• LeighM
    link
    fedilink
    81 year ago

    I absolutely to the fucking core of my soul despise Teams. But not just Teams, Windows, too. And Word. Especially on iPad, Word is a heaping pile of shit. I’m astonished at how garbage Word for iPad is, as well as Teams. And that anyone can possibly accept advertisements in their operating system is just absolutely wild to me.

    From a corporate standpoint, fine, a lot of places need Windows. Hard to get around that. But for home users? Especially with translation layers really starting to take off for gaming, if I were Microsoft, I’d stop fucking around with nonsense like ads, shady telemetry, and Internet connectivity just for a damn OS.

    • @fruitywelsh@lemmy.ml
      link
      fedilink
      31 year ago

      I really hope matrix/element takes more space in enterprise space. Sure Teams has some more features, but they suck tbh, so even i wanted to use their white board or “wiki” features, I don’t because I don’t want to wait a few minutes for a “wiki” to load, and no else does either!

      • @B0rax@feddit.de
        link
        fedilink
        11 year ago

        To be fair, matrix is currently not in a state that is as reliable as teams. Then there is this whole video conferencing thing that I have not seen on matrix yet.

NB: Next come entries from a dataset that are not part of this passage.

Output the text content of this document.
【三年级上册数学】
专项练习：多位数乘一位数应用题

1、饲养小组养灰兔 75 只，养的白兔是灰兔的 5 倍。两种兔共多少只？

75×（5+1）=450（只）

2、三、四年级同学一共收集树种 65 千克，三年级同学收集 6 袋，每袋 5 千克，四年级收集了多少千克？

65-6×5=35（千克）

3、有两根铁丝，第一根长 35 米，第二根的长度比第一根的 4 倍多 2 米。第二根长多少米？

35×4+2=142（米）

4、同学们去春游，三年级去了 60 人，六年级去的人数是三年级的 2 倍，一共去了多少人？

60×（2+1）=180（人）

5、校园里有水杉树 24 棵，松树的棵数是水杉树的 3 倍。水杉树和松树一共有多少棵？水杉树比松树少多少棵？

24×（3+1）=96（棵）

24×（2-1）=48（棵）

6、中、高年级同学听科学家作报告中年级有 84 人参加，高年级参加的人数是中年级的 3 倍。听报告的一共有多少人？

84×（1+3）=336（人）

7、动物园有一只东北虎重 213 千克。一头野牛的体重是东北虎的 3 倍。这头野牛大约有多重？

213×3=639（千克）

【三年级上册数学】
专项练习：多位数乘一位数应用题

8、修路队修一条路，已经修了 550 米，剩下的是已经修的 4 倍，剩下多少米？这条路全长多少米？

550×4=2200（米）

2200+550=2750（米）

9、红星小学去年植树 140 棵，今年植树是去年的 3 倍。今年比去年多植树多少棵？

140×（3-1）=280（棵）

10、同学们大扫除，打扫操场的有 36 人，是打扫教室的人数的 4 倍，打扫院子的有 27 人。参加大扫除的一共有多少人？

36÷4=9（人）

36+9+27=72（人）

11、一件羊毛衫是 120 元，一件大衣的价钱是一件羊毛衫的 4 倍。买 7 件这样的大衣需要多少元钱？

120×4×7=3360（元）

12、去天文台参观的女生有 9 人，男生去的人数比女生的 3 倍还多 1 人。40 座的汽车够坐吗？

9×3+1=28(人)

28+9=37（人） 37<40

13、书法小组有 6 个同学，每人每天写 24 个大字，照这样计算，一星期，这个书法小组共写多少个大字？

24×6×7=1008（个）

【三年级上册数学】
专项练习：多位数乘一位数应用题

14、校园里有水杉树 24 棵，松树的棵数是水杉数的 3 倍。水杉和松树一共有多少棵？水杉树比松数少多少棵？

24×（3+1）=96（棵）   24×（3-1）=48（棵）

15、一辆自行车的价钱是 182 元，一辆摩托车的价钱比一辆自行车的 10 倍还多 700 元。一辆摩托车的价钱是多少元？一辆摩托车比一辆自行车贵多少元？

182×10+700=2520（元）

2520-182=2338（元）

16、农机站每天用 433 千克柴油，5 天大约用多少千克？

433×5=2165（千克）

        • @fruitywelsh@lemmy.ml
          link
          fedilink
          31 year ago

          The video conferencing on Matrix has been really good for me so far. FOSSDEM 2022 was hosted on it and that really sold me on Matrix as a solution tbh. The recorded talks played smooth, and the chats worked no issues, while the break rooms gave me that genuine “I’m actually at a conference” feel, because it was so easy to just join a room and talk with our cameras on and everything.

          Teams has been mostly up and working for me, but we have “sorry teams wasn’t working” issues all the time, so that bar is low to me. Even more, matrix better fits larger organizations that frankly should be using the federated approach for a lot of things, and stop trying to have IT policies that fits hundreds of thousands of employees over large geospatial distances.